The final tally for 2009 was 7,464 square kilometres, and the 2010 total is expected to register below 4,000 square kilometres. That would represent an 85 percent drop compared to the recent peak year of 2004, when 27,772 square kilometres were chopped down. It would also mean that Brazil has met its commitment to reduce deforestation by 80 percent by 2020 a decade early, says Doug Boucher, who heads the tropical forest programme for UCS. “That’s a remarkable achievement."
Boucher translates an 80-percent reduction from the long-term baseline (roughly 19,500 square kilometres between 1996 and 2005) into an annual reduction of about 1 gigatonne of carbon dioxide emissions. That is equivalent to roughly 17 percent of the United States’ annual greenhouse gas emissions, which is about what the United States is promising to do by 2020. And the US commitment is roughly equivalent to what the European Union has committed to doing unilaterally between now and 2020.
In other words, if Brazil can prevent a major backslide, it will have accomplished as much in the past few years as the United States and Europe are committing to do over the next decade. And then there’s the added benefit to biodiversity.

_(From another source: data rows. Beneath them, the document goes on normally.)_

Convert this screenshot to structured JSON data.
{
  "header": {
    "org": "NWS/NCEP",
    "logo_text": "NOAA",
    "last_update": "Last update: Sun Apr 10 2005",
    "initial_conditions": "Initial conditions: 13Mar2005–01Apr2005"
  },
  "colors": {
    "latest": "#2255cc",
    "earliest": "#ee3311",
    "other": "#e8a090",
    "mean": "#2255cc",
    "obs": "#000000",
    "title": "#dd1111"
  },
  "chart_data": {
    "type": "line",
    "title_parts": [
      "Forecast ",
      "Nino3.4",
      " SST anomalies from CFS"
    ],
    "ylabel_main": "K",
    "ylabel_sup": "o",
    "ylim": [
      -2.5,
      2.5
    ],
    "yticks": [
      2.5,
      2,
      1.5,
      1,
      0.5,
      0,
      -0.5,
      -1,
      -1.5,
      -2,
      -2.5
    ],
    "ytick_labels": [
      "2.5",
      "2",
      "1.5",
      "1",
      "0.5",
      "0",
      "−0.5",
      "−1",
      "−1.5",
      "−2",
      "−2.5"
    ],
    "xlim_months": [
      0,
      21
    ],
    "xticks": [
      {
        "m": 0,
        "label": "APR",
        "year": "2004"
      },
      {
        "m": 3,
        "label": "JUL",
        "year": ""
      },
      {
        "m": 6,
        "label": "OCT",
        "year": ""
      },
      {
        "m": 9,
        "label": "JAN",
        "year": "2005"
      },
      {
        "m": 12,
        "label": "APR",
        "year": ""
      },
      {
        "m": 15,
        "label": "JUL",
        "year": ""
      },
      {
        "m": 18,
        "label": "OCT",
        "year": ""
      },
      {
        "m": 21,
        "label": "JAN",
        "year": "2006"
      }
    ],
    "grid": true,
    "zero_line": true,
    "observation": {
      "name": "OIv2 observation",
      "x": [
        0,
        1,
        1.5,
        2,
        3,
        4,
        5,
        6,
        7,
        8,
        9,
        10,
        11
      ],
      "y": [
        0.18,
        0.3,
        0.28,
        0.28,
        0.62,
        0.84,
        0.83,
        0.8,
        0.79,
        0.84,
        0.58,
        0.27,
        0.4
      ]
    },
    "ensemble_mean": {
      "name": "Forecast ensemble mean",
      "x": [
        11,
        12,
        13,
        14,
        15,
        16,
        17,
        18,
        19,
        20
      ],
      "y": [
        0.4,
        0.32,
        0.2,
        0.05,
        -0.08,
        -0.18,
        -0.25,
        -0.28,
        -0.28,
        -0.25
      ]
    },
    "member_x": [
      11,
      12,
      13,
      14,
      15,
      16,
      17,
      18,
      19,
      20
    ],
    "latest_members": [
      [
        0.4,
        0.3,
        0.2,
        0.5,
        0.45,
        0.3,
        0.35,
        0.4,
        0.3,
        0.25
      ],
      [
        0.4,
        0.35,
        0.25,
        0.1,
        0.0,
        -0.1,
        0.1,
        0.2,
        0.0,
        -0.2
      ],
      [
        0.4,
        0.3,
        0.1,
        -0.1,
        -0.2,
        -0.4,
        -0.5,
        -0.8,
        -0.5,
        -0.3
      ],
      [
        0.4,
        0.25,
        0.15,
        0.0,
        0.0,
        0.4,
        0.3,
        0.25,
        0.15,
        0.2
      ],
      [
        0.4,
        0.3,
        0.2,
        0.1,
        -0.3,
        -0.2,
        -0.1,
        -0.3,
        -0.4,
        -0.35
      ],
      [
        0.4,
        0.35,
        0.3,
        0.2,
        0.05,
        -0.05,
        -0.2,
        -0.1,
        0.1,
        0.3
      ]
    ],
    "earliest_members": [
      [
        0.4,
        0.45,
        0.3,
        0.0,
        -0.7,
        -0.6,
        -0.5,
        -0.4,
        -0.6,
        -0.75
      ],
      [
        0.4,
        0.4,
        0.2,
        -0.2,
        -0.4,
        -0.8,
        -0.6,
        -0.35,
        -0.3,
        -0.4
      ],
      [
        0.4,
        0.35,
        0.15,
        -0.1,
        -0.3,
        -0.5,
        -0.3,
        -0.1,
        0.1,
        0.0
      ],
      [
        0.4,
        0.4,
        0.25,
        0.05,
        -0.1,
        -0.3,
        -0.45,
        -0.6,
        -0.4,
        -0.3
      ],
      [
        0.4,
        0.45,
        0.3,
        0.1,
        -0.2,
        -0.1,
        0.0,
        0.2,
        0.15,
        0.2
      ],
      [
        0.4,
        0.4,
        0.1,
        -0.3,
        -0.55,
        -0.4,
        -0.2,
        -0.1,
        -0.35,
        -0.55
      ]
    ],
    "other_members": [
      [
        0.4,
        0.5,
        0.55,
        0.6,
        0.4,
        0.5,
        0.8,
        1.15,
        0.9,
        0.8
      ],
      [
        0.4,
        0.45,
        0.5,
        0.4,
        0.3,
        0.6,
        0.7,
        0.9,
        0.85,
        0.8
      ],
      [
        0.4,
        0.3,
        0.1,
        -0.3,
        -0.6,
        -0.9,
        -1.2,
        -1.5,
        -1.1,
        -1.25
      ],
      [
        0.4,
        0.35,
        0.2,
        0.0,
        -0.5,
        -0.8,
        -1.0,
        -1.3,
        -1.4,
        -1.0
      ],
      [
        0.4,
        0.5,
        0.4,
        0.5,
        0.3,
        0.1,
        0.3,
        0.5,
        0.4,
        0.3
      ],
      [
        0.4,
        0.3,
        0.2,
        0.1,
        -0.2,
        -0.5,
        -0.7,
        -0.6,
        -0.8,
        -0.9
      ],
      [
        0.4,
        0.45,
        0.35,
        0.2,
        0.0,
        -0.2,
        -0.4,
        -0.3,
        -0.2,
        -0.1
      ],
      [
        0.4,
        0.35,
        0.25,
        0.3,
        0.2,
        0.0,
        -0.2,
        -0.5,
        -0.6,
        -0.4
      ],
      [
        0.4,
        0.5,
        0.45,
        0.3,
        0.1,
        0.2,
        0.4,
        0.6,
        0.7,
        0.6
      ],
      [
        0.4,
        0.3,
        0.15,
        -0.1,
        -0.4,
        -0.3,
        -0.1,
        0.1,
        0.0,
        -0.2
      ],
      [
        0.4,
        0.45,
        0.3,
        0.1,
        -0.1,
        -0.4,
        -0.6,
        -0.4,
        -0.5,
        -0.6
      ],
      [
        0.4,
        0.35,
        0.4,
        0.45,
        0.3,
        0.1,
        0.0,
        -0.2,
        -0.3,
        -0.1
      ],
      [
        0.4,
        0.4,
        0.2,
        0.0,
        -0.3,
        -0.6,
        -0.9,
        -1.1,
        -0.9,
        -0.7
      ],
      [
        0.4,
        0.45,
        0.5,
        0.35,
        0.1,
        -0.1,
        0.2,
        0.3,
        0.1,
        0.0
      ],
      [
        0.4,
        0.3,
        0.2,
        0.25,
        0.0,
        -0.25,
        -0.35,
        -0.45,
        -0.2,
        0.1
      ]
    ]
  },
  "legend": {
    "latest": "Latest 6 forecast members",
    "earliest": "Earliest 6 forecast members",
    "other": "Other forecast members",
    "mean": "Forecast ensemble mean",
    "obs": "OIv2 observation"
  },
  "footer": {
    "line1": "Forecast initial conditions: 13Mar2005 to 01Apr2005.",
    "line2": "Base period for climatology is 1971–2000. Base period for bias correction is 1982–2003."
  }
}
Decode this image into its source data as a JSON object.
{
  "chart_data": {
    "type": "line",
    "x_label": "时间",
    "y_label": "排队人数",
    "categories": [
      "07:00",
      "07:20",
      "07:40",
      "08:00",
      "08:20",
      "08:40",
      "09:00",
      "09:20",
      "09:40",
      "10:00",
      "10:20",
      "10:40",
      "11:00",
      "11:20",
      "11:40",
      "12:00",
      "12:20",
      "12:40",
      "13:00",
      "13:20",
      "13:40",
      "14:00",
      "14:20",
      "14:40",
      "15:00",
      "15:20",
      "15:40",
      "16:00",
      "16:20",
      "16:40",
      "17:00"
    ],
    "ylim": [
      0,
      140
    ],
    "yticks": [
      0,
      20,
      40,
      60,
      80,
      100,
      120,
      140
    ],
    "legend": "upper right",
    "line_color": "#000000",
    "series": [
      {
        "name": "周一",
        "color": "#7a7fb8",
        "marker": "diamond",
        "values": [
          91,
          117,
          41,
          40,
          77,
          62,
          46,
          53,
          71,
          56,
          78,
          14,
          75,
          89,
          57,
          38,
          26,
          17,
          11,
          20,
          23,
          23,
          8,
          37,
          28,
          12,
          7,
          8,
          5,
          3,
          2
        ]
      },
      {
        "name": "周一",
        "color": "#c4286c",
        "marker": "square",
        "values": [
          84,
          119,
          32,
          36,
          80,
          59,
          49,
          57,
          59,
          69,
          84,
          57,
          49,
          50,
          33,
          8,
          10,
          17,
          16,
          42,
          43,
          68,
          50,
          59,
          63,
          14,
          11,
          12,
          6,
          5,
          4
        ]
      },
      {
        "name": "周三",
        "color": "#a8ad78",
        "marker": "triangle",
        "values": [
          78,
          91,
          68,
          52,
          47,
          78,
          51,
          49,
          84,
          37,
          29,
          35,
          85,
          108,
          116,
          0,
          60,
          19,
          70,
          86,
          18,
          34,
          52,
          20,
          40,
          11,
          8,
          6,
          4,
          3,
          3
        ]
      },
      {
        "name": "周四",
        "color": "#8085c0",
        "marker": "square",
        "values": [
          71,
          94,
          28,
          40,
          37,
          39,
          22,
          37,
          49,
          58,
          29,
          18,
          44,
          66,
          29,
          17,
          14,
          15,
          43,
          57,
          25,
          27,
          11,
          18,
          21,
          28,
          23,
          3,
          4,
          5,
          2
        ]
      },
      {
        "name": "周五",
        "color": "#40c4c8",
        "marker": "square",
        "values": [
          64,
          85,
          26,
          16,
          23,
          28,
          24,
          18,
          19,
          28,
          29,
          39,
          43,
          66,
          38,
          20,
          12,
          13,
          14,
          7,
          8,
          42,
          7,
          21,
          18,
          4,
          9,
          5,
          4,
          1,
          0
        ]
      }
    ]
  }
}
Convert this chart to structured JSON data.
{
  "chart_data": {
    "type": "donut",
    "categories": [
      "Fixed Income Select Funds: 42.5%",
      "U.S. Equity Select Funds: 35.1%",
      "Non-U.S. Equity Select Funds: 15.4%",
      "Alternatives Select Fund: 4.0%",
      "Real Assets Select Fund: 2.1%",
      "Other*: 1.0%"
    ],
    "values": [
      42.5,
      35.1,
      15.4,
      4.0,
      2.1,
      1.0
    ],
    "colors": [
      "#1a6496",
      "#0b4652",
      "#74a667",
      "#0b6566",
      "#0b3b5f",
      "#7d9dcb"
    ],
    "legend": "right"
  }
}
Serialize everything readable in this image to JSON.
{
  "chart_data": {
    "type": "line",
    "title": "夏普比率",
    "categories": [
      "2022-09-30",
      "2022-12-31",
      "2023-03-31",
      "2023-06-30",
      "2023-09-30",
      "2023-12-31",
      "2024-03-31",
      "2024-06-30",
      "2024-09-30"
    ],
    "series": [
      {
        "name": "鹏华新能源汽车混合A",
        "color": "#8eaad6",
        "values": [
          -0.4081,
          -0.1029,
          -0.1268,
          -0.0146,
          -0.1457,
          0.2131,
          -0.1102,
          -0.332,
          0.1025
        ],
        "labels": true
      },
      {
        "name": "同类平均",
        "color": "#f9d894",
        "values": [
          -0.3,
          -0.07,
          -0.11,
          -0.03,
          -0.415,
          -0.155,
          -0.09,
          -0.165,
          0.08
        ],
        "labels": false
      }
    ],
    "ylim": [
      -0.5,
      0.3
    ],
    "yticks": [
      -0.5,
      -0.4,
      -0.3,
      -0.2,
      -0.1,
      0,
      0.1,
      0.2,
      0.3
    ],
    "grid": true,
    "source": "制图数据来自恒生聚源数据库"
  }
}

Now, there are reasons to be wary.
—
Brazil will of course claim that this is the result of tougher enforcement, and clearly that’s part of it. In addition to cracking down on those who blatantly break the law, serious efforts to clear up land ownership are under way. There is also domestic and international pressure on Brazilian ranchers and farmers, and the latter comes along with funding (see earlier coverage here and here)
But we are in the midst of a serious economic crisis, which dampens demand for nearly everything and could take some pressure off the forest. Then again, food prices shot up a couple of short years ago and remain well above earlier levels for things like soy. Moreover, Brazil’s economy is still booming.
Who knows what will happen next year (ominously, fire activity apparently increased in August). Nobody thinks the trend is on a direct line to zero, which is to say that the rate is likely to start bouncing around at some point. But the graph above, showing the evolution of the size of forest clearings in hectares, helps put things into perspective. In 2002, 75 percent of the deforestation took place on patches larger than 100 hectares. Last year, that same category of large clearings made up just 15 percent of the total.
In other words, what is disappearing is the massive clear-cutting that can only be conducted by wealthy landowners and businesses that flout government rules with impunity. That’s a place where enforcement can have an effect, and from this perspective, a key question is what will happen in Brazil’s elections this fall.